After all, you are looking to purchase an “industrial” robot. The last thing you want to do is purchase a solution and then immediately start the planning phase for its replacement in a few years because of an inferior product or lack of replacement parts when something does fail.
If the application requires the cobot to interact with other pieces of hardware, you may need an interface. For instance, if you want a cobot to assist an operator with welding, you will want to understand what options are available to “interface” between the cobot and welding equipment. This interface allows the cobot to communicate with the welder to allow it to control the welding process and other features. Find out what brands and types of welding equipment the cobot can communicate with.

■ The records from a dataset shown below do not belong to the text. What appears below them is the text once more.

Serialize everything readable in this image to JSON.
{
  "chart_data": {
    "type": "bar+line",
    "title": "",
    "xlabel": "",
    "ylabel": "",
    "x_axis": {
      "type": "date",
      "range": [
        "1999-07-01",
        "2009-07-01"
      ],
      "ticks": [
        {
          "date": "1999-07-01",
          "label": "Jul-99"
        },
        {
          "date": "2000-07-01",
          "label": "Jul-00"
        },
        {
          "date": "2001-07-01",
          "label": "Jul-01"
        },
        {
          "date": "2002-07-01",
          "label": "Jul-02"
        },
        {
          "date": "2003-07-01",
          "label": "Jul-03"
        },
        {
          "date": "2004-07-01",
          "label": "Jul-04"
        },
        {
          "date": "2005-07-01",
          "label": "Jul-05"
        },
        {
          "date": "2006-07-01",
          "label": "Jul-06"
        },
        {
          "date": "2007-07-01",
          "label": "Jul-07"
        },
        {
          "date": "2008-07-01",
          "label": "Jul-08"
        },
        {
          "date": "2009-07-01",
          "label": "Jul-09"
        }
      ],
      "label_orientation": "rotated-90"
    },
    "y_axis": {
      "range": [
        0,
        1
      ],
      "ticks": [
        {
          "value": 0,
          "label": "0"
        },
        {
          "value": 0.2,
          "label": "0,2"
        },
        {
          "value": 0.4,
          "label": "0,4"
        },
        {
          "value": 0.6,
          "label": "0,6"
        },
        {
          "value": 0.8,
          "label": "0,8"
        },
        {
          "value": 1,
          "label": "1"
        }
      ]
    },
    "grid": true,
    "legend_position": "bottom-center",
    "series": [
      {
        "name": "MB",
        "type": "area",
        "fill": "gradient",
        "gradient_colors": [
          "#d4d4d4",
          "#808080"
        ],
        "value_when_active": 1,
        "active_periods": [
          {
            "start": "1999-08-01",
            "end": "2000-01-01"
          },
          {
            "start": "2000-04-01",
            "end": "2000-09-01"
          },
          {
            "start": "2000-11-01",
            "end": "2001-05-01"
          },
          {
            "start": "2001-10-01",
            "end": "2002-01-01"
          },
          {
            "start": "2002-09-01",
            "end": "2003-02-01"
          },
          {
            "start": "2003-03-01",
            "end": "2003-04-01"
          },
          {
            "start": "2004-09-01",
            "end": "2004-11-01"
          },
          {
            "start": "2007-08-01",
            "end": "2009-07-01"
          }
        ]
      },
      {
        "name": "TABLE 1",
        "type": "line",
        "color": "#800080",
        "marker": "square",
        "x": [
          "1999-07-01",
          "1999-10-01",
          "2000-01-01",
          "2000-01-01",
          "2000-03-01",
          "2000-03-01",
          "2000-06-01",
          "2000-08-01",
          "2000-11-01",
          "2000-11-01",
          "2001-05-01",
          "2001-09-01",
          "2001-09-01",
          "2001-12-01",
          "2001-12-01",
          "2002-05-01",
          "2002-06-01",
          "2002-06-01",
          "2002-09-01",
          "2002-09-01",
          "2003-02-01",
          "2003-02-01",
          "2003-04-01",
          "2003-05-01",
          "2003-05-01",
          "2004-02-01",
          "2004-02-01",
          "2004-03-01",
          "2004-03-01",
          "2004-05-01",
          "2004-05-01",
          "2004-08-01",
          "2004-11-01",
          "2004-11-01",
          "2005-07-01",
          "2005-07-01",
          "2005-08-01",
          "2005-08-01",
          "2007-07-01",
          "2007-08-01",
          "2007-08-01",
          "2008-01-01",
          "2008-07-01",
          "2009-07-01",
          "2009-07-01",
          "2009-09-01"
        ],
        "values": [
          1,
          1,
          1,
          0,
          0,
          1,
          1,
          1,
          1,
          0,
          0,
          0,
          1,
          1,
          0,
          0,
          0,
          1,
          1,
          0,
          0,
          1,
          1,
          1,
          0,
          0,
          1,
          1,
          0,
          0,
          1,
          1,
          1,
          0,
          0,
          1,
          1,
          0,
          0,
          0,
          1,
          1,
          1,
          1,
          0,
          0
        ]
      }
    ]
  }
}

Furthermore, find out what other types of features are available to assist you with your manufacturing process. Do you want a cobot that requires you to have to program each part because your parts vary slightly? Or would you like a cobot that can make the necessary adjustments using software options like touch sensing or seam tracking to ensure the welds are going into the right places every time and not have to reprogram every single part?
You would rather see your cobot doing work instead of seeing your cobot programmer giving it constant attention. It doesn’t help your bottom line if you have a new capital asset and an operator tied up on the same job.
Easy to use
This leads to the final area of consideration, which is ease of use. This term gets thrown around quite a bit, but in this case, you want to understand how much effort it will take to get your new cobot not just up and moving but doing the actual work you bought it to do. Most customers can have their cobot powered up and ready to program in under an hour depending on its size and power requirements.
While important, this is not a significant contributor to your ownership experience. Programming your application for the cobot is where you will invest a majority of your time. And depending on the application, the cobot manufacturer will have software and hardware options to aid in significantly reducing the amount of time required to have the cobot performing its task. If it’s doing a simple pick-and-place operation, it typically does not require anything more than the ability to control a gripper of sorts.
However, if the cobot is welding, there are multiple parts of the process that the cobot needs to control. For example, when placing the weld, if there is any variation in the weld fit-up, you will need to accommodate it with software options that do it automatically or by adjusting your programs manually for each part. If you have any variation in the surface conditions of your weld, you will also need to adjust for those conditions automatically or by adjusting your programs manually. For example, if the part has a heavy layer of mill scale, rust or oil, will the cobot make several attempts to initiate the arc or will it attempt once and then wait for manual intervention?
If your collaborative application is such that it is designed to assist your more skilled operator with a job like welding, you do not want your them to constantly have to stop their work in order attend to a cobot that should be doing its own welding. You want it to have the same ability to adjust to its environment just like your operator and not have to stop every time it encounters adversity.
If the goal is to have limited operator interaction, then a cobot may not be the right solution. A standard robot requires more safety content, but it also provides much more capability. Just like with any other major purchase, you will want to do some research to make sure you are getting the best value for your dollar.